Deputado Professor Lemos cobra Sanepar e Copel por falhas no abastecimento de água e energia no Paraná
Parlamentar relata falta de água, problemas na qualidade do abastecimento e prejuízos causados por quedas e oscilações de energia em diversas regiões do estado
Créditos: Assessoria
O deputado estadual Professor Lemos (PT) cobrou, na tribuna da Assembleia Legislativa do Paraná (Alep), providências urgentes para solucionar falhas no abastecimento de água e na distribuição de energia elétrica em diversas cidades do estado.
Ao tratar da situação da Companhia de Saneamento do Paraná (Sanepar), o parlamentar citou a falta de água em bairros de Cascavel. “Desde ontem há falta de água no bairro Floresta, um dos maiores da cidade.

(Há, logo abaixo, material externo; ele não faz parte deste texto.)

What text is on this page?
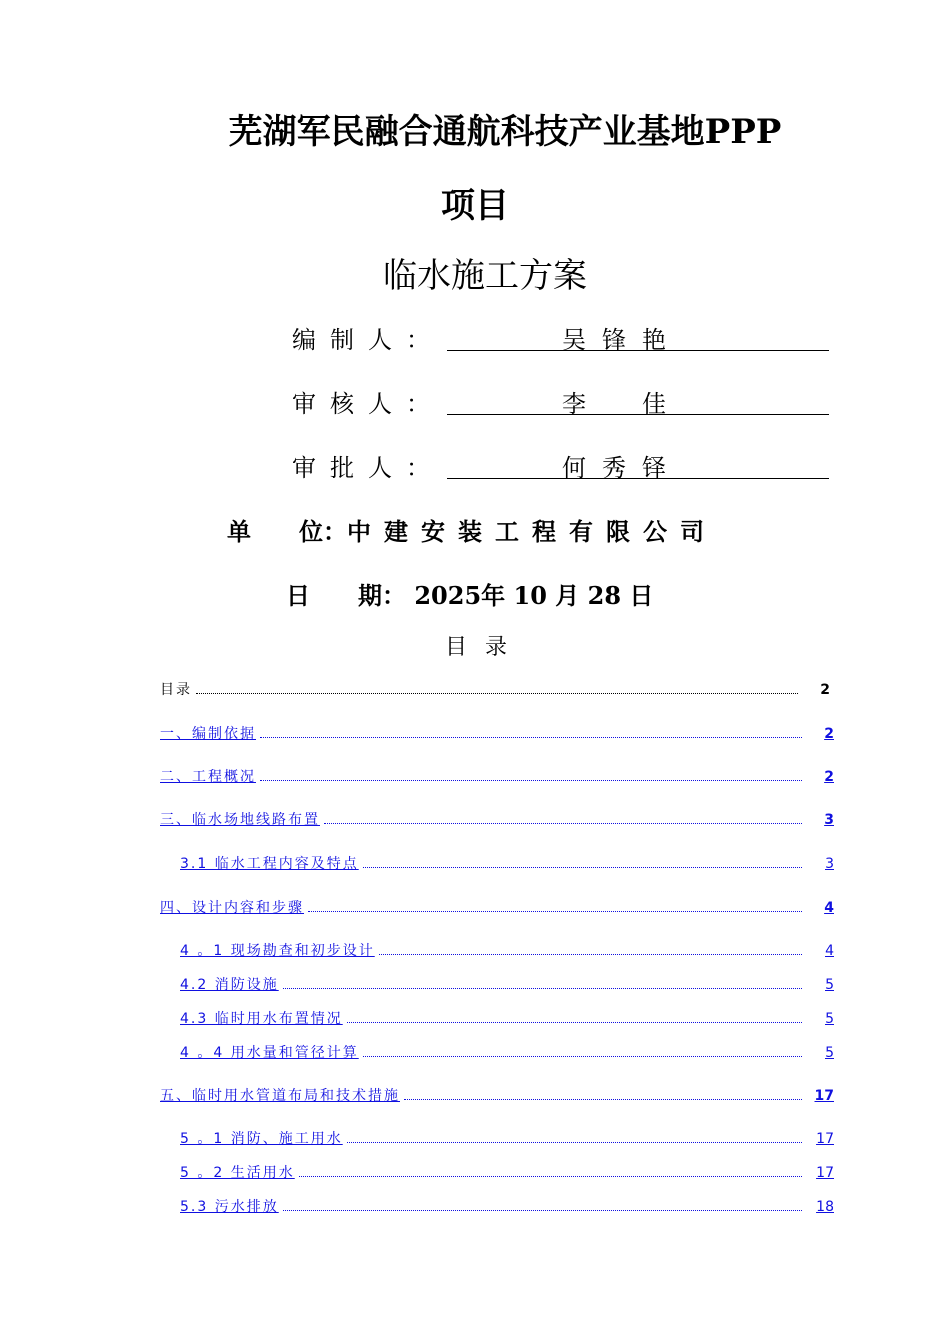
芜湖军民融合通航科技产业基地PPP
项目
临水施工方案
编制人：	吴锋艳
审核人：	李　佳
审批人：	何秀铎
单　　位：中建安装工程有限公司
日　　期： 2025年 10 月 28 日
目录
目录	2
一、编制依据	2
二、工程概况	2
三、临水场地线路布置	3
3.1 临水工程内容及特点	3
四、设计内容和步骤	4
4 。1 现场勘查和初步设计	4
4.2 消防设施	5
4.3 临时用水布置情况	5
4 。4 用水量和管径计算	5
五、临时用水管道布局和技术措施	17
5 。1 消防、施工用水	17
5 。2 生活用水	17
5.3 污水排放	18
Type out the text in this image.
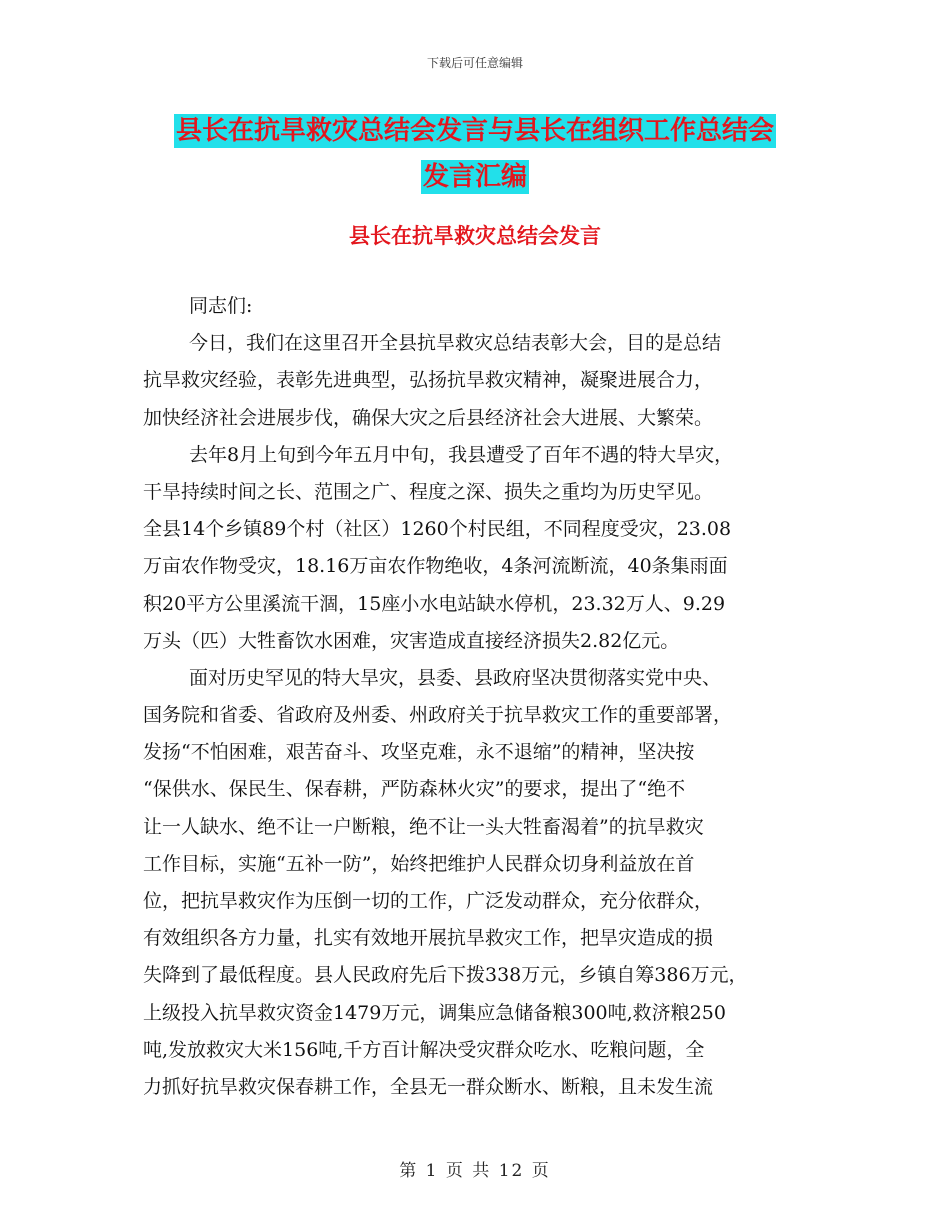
下载后可任意编辑
县长在抗旱救灾总结会发言与县长在组织工作总结会
发言汇编
县长在抗旱救灾总结会发言
同志们:
今日，我们在这里召开全县抗旱救灾总结表彰大会，目的是总结
抗旱救灾经验，表彰先进典型，弘扬抗旱救灾精神，凝聚进展合力，
加快经济社会进展步伐，确保大灾之后县经济社会大进展、大繁荣。
去年8月上旬到今年五月中旬，我县遭受了百年不遇的特大旱灾，
干旱持续时间之长、范围之广、程度之深、损失之重均为历史罕见。
全县14个乡镇89个村（社区）1260个村民组，不同程度受灾，23.08
万亩农作物受灾，18.16万亩农作物绝收，4条河流断流，40条集雨面
积20平方公里溪流干涸，15座小水电站缺水停机，23.32万人、9.29
万头（匹）大牲畜饮水困难，灾害造成直接经济损失2.82亿元。
面对历史罕见的特大旱灾，县委、县政府坚决贯彻落实党中央、
国务院和省委、省政府及州委、州政府关于抗旱救灾工作的重要部署，
发扬“不怕困难，艰苦奋斗、攻坚克难，永不退缩”的精神，坚决按
“保供水、保民生、保春耕，严防森林火灾”的要求，提出了“绝不
让一人缺水、绝不让一户断粮，绝不让一头大牲畜渴着”的抗旱救灾
工作目标，实施“五补一防”，始终把维护人民群众切身利益放在首
位，把抗旱救灾作为压倒一切的工作，广泛发动群众，充分依群众，
有效组织各方力量，扎实有效地开展抗旱救灾工作，把旱灾造成的损
失降到了最低程度。县人民政府先后下拨338万元，乡镇自筹386万元，
上级投入抗旱救灾资金1479万元，调集应急储备粮300吨,救济粮250
吨,发放救灾大米156吨,千方百计解决受灾群众吃水、吃粮问题，全
力抓好抗旱救灾保春耕工作，全县无一群众断水、断粮，且未发生流
第 1 页 共 12 页
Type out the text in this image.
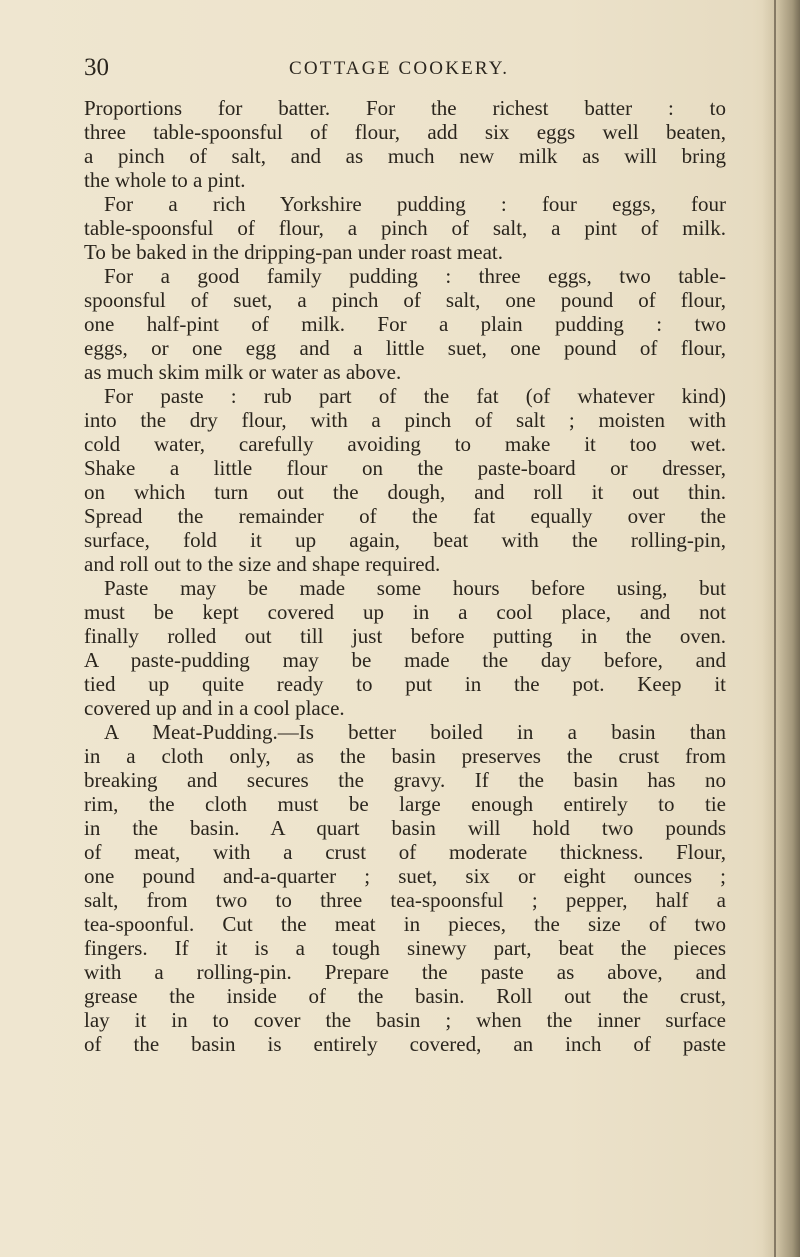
30	COTTAGE COOKERY.
Proportions for batter. For the richest batter : to
three table-spoonsful of flour, add six eggs well beaten,
a pinch of salt, and as much new milk as will bring
the whole to a pint.
For a rich Yorkshire pudding : four eggs, four
table-spoonsful of flour, a pinch of salt, a pint of milk.
To be baked in the dripping-pan under roast meat.
For a good family pudding : three eggs, two table-
spoonsful of suet, a pinch of salt, one pound of flour,
one half-pint of milk. For a plain pudding : two
eggs, or one egg and a little suet, one pound of flour,
as much skim milk or water as above.
For paste : rub part of the fat (of whatever kind)
into the dry flour, with a pinch of salt ; moisten with
cold water, carefully avoiding to make it too wet.
Shake a little flour on the paste-board or dresser,
on which turn out the dough, and roll it out thin.
Spread the remainder of the fat equally over the
surface, fold it up again, beat with the rolling-pin,
and roll out to the size and shape required.
Paste may be made some hours before using, but
must be kept covered up in a cool place, and not
finally rolled out till just before putting in the oven.
A paste-pudding may be made the day before, and
tied up quite ready to put in the pot. Keep it
covered up and in a cool place.
A Meat-Pudding.—Is better boiled in a basin than
in a cloth only, as the basin preserves the crust from
breaking and secures the gravy. If the basin has no
rim, the cloth must be large enough entirely to tie
in the basin. A quart basin will hold two pounds
of meat, with a crust of moderate thickness. Flour,
one pound and-a-quarter ; suet, six or eight ounces ;
salt, from two to three tea-spoonsful ; pepper, half a
tea-spoonful. Cut the meat in pieces, the size of two
fingers. If it is a tough sinewy part, beat the pieces
with a rolling-pin. Prepare the paste as above, and
grease the inside of the basin. Roll out the crust,
lay it in to cover the basin ; when the inner surface
of the basin is entirely covered, an inch of paste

É preciso restabelecer, com urgência, o abastecimento à população de Cascavel e de outros municípios que também estão reclamando”, afirmou.
O deputado também relatou problemas relacionados à qualidade da água em Tibagi. Segundo ele, moradores têm encaminhado reclamações sobre o abastecimento. “Recebi várias mensagens da população cobrando que a Sanepar corrija o que está errado lá em Tibagi, para oferecer água de qualidade”, declarou.
Em Ponta Grossa, conforme o parlamentar, a queixa também é recorrente. “Não é de agora a reclamação de que a água não chega com qualidade à população”, disse.
Para Professor Lemos, a situação exige resposta imediata da companhia. “Já é possível dimensionar o problema, que precisa de atuação urgente por parte da Sanepar para corrigir o que está errado e garantir água de qualidade à população”, reforçou.
No mesmo pronunciamento, o deputado também criticou o serviço prestado pela Copel. Segundo ele, quedas e oscilações frequentes no fornecimento de energia têm causado prejuízos a produtores rurais e famílias em diferentes regiões do Paraná.
“A perda de leite, de frangos e de peixes, como tilápias, ocorre porque a energia cai e demora a ser restabelecida. O prejuízo é muito grande”, destacou.
O parlamentar também alertou para danos provocados pelas oscilações no fornecimento, mesmo quando não há interrupção total da energia. “As variações causam prejuízos à indústria, à agroindústria e às famílias, porque os aparelhos elétricos sofrem com a instabilidade da rede”, afirmou.
Segundo ele, as reclamações relacionadas à energia elétrica têm aumentado nos últimos meses e atingem diferentes regiões do estado.
Comissão especial
Diante do cenário, Professor Lemos voltou a solicitar ao presidente da Alep, deputado Alexandre Curi (PSD), a instalação de uma comissão especial para acompanhar a prestação do serviço de energia elétrica no Paraná.
“Peço, mais uma vez, que seja atendido o requerimento aprovado por unanimidade para instituir uma comissão especial de acompanhamento dos serviços prestados pela Copel. Precisamos ouvir a população e fiscalizar de perto”, declarou.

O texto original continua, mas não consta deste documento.